何期待してんのって… 何期待してんのって…  酷いですよカカシさん。

「?あれ?先生?泣いてるの?」
「泣いてなんかっ!」
「ごめん、からかったわけじゃないんだよ?」
「から…からかったじゃないですかっ!」
「違うよ、ごめんね?意地悪に聞こえたならごめんなさい。謝る。ね?」

今度は俺を優しく包み込むように、ふわっと抱き締めてきた。
何がなんだか分からなくなる。

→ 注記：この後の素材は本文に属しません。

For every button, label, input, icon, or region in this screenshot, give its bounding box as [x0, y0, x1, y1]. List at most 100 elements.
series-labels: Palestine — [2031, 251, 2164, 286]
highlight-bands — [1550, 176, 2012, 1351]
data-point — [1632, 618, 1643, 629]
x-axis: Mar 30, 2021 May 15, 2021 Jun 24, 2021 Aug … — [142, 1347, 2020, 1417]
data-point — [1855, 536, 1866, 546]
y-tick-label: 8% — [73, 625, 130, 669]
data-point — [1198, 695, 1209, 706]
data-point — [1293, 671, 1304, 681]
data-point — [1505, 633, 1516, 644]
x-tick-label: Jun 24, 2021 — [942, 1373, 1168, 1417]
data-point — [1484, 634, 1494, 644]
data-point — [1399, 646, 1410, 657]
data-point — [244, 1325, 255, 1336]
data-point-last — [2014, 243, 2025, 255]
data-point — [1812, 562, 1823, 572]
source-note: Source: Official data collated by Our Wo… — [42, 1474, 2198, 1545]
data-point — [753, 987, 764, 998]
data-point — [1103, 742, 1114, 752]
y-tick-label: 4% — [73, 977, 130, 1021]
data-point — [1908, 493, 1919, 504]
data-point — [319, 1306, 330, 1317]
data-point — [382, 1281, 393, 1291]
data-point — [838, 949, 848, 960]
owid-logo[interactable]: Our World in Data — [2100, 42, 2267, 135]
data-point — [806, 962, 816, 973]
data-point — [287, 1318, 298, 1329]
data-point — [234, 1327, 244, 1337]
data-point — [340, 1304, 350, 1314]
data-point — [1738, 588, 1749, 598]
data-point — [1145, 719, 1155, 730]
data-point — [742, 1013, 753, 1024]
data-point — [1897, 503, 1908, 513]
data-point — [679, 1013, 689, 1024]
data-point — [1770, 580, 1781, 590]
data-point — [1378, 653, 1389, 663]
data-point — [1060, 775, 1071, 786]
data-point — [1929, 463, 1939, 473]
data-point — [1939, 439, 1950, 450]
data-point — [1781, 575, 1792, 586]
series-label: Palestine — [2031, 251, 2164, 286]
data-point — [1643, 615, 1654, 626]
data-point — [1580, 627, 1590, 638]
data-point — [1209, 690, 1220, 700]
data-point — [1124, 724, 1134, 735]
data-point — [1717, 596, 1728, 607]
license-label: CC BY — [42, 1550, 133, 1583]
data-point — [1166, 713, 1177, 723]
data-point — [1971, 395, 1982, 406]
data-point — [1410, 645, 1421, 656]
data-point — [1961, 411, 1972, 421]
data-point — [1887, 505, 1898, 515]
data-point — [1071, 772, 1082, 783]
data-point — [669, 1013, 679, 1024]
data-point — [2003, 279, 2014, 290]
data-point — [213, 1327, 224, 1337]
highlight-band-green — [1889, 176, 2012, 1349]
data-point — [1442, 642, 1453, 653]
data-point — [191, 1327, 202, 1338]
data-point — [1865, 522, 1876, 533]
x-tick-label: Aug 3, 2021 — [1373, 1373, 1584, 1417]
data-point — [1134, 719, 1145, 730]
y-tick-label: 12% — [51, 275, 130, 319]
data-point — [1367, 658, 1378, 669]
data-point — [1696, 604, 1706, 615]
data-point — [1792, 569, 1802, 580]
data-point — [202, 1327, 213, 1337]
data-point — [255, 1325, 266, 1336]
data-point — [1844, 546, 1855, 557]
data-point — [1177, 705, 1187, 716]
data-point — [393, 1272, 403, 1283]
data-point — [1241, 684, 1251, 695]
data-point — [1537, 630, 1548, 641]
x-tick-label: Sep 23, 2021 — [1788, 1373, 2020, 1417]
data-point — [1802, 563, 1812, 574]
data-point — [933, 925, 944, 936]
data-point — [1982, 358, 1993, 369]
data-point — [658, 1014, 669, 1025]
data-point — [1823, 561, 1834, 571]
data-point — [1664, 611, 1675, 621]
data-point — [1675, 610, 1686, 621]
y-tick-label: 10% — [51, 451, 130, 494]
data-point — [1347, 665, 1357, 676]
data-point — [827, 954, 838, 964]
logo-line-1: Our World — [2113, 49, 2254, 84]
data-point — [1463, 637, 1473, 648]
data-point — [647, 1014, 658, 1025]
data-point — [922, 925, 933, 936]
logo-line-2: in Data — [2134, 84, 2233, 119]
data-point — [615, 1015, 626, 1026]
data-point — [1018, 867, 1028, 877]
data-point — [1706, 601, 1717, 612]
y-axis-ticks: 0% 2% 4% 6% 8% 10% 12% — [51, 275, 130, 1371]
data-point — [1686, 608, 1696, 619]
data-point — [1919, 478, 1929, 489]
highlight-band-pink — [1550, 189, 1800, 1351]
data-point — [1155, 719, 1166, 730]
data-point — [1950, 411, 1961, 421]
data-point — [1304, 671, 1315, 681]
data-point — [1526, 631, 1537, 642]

この人は俺をどうしたいんだ?
友達?ならばこうして女を抱くように優しく抱きしめないで欲しい。
馬鹿だなぁお前!って、笑って言ってくれたほうがいい。

「あのね、わざわざ布団出さなくてもいいですよ。シングルって言うけど先生のベッドは大きめだし大丈夫かなって。」
「カカシさん…寝づらくないですか。」

不覚にも鼻をすすりながら聞いてしまう。

「うん。あのね、イルカ先生を抱きしめて眠りたいなって言うのはホント。先生暖かいし。」

なんかもう… 好きにしてくれって感じで この件に関してのこの人との会話はやめた。

「分かりました…。じゃあ歯磨いて寝ますか。」
「だーね。あ、歯ブラシって有る?無ければ先生のでも構わないよ。」
「俺が嫌です。予備の有ります。」
「うわー… つれない…。」

つれないとかじゃ無いでしょうが。

そして本当にその夜カカシさんは、背中を向けた俺の体を抱きしめて眠りについた。
俺も何年ぶりかの人の体温で、思ったよりも深い眠りにつけたようだった。
何故か あのオルゴールの音色が聞こえたような… 気がする。